At this point, we believe Quntur is not a replacement for computational chemists and is not yet a fully autonomous, end-to-end scientific system. Human oversight remains crucial to account to address missing capabilities, problem framing, methodological judgment, validation, and decision-making in cases where several scientifically defensible paths exist, or to counteract vagueness in the prompt. Some concrete specific bottlenecks and limitations that we’ve identified are
Language models have limited planning capabilities, as their ability to foresee challenges is limited. Methodology issues that are easily predicted by humans are only detected by agents during execution;
Three-dimensional geometric reasoning remains difficult, especially for generating transition-state guesses and other exotic geometries;
Poor scientific judgement.

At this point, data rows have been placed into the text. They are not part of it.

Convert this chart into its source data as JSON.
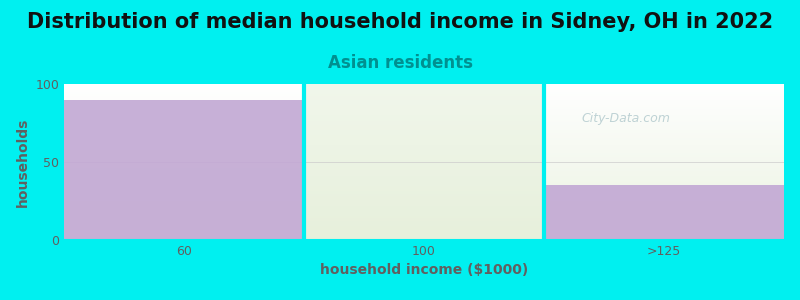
{
  "title": "Distribution of median household income in Sidney, OH in 2022",
  "subtitle": "Asian residents",
  "categories": [
    "60",
    "100",
    ">125"
  ],
  "values": [
    90,
    0,
    35
  ],
  "bar_color": "#c2a8d4",
  "light_bar_color": "#e4efd8",
  "xlabel": "household income ($1000)",
  "ylabel": "households",
  "ylim": [
    0,
    100
  ],
  "yticks": [
    0,
    50,
    100
  ],
  "background_color": "#00f0f0",
  "plot_bg_top": "#f0f8f0",
  "plot_bg_bottom": "#e8f4e8",
  "title_fontsize": 15,
  "subtitle_fontsize": 12,
  "axis_label_fontsize": 10,
  "tick_fontsize": 9,
  "subtitle_color": "#009090",
  "axis_label_color": "#606060",
  "tick_color": "#606060",
  "watermark": "City-Data.com",
  "watermark_color": "#b0c8cc"
}
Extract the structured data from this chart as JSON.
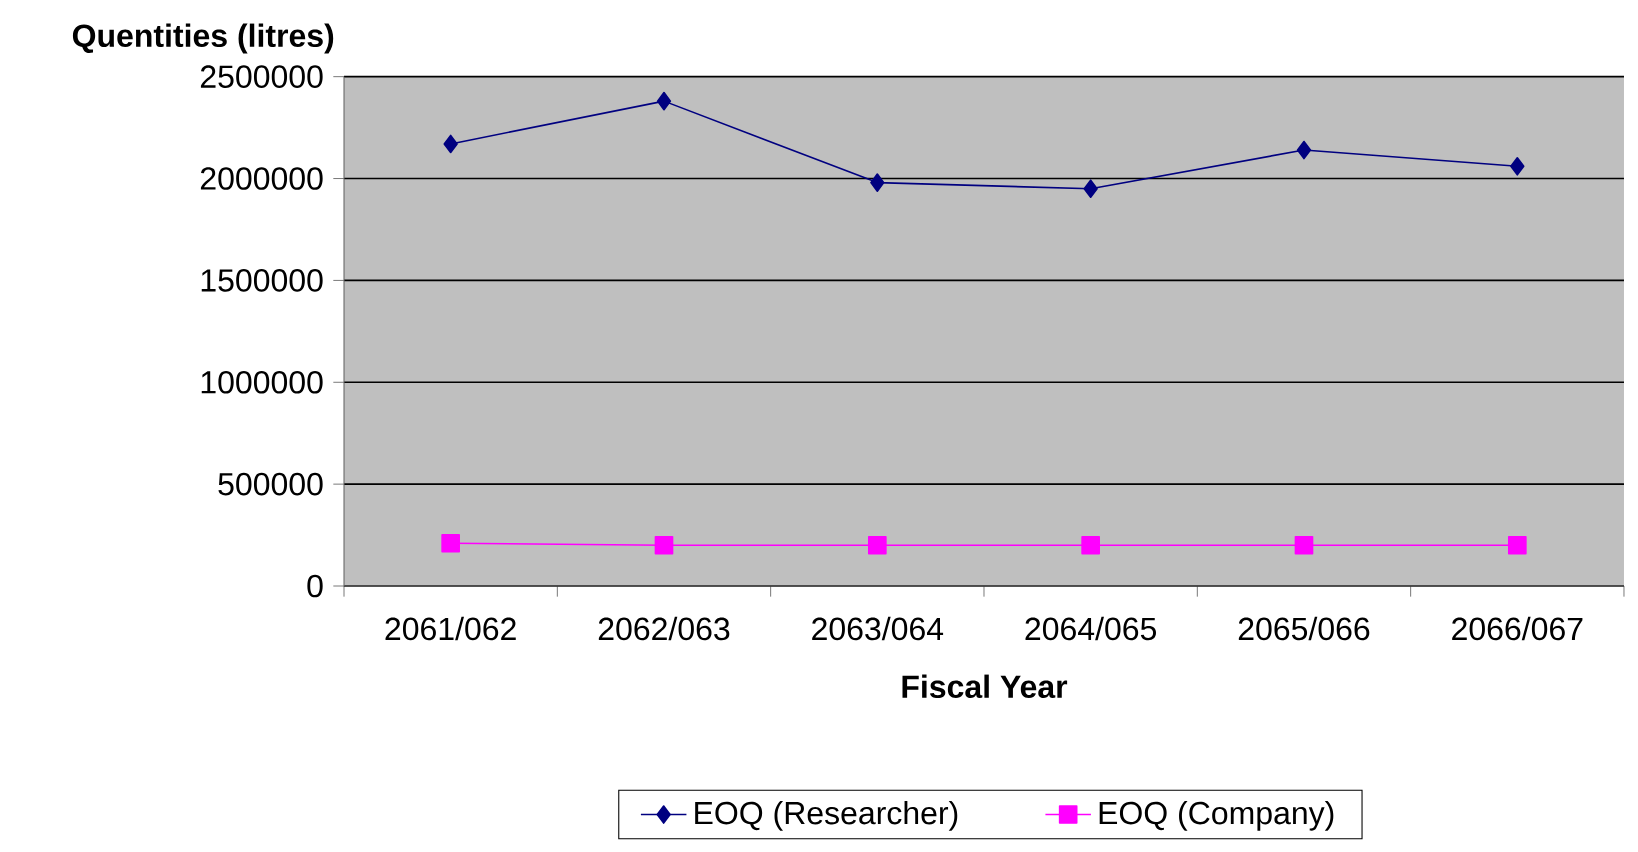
{
  "chart_data": {
    "type": "line",
    "xlabel": "Fiscal Year",
    "ylabel": "Quentities (litres)",
    "categories": [
      "2061/062",
      "2062/063",
      "2063/064",
      "2064/065",
      "2065/066",
      "2066/067"
    ],
    "series": [
      {
        "name": "EOQ (Researcher)",
        "color": "#000080",
        "marker": "diamond",
        "values": [
          2170000,
          2380000,
          1980000,
          1950000,
          2140000,
          2060000
        ]
      },
      {
        "name": "EOQ (Company)",
        "color": "#ff00ff",
        "marker": "square",
        "values": [
          210000,
          200000,
          200000,
          200000,
          200000,
          200000
        ]
      }
    ],
    "ylim": [
      0,
      2500000
    ],
    "yticks": [
      0,
      500000,
      1000000,
      1500000,
      2000000,
      2500000
    ],
    "grid": "y",
    "legend": "bottom",
    "line_style": "solid"
  }
}
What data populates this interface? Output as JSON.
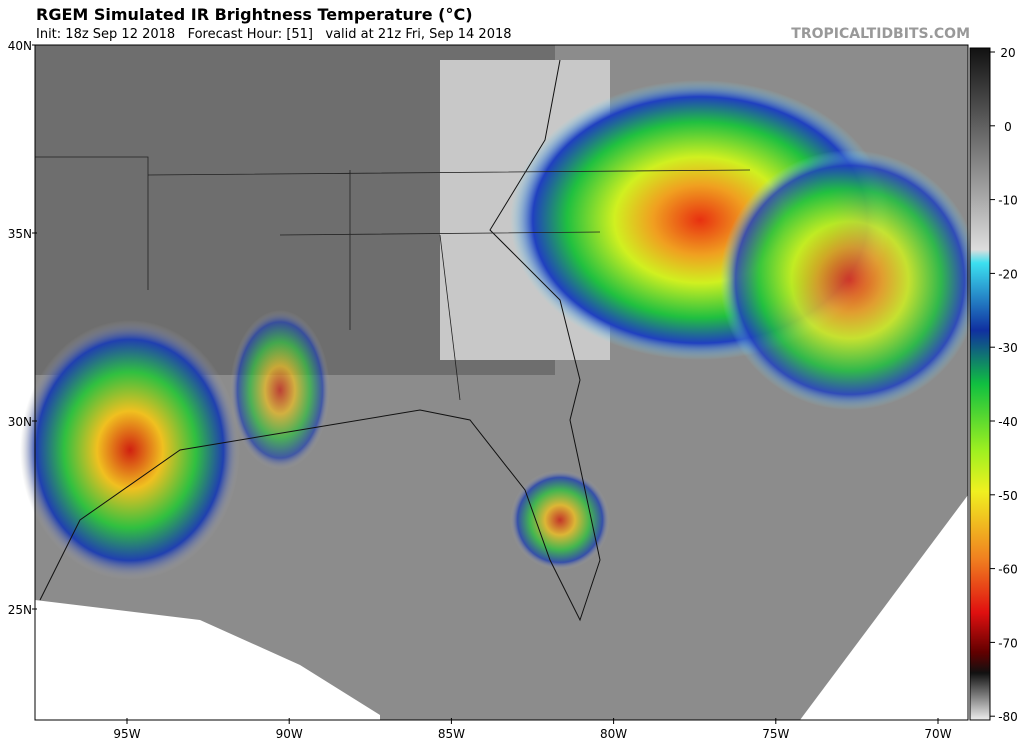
{
  "header": {
    "title": "RGEM Simulated IR Brightness Temperature (°C)",
    "subtitle": "Init: 18z Sep 12 2018   Forecast Hour: [51]   valid at 21z Fri, Sep 14 2018",
    "credit": "TROPICALTIDBITS.COM"
  },
  "map": {
    "lat_labels": [
      "40N",
      "35N",
      "30N",
      "25N"
    ],
    "lon_labels": [
      "95W",
      "90W",
      "85W",
      "80W",
      "75W",
      "70W"
    ]
  },
  "colorbar": {
    "ticks": [
      20,
      0,
      -10,
      -20,
      -30,
      -40,
      -50,
      -60,
      -70,
      -80
    ]
  }
}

AI agents often misinterpret coincidental trends as universal rules.
These issues are not minor details and whether they will eventually vanish as language models improve is up for debate.
Roadmap

We designed Quntur as a tool for quantum chemistry research problems, and our roadmap is oriented toward research applications. We believe that, through modular assembly of Quntur and other agents, it will be possible to tackle problems such as energy landscape exploration, drug discovery, discovery of organic materials, and reaction mechanism analysis, with eventual integration with self-driving laboratories.
Bottom line
One cannot scale scientific agents by accumulating workflows. That strategy may produce impressive demonstrations by overfitting the system to benchmark, but it will fail miserably in research scenarios, eventually exposing the brittleness of traditional automation. El Agente Quntur offers a more flexible alternative. We treat scientific agency as an architectural problem: decompose research into reusable capabilities, connect those capabilities across software domains, let agents research and adapt at execution time, and keep humans in the loop where judgment matters. In quantum chemistry, this distinction may separate an agent that simply executes calculations from one that actively supports reasoning throught them.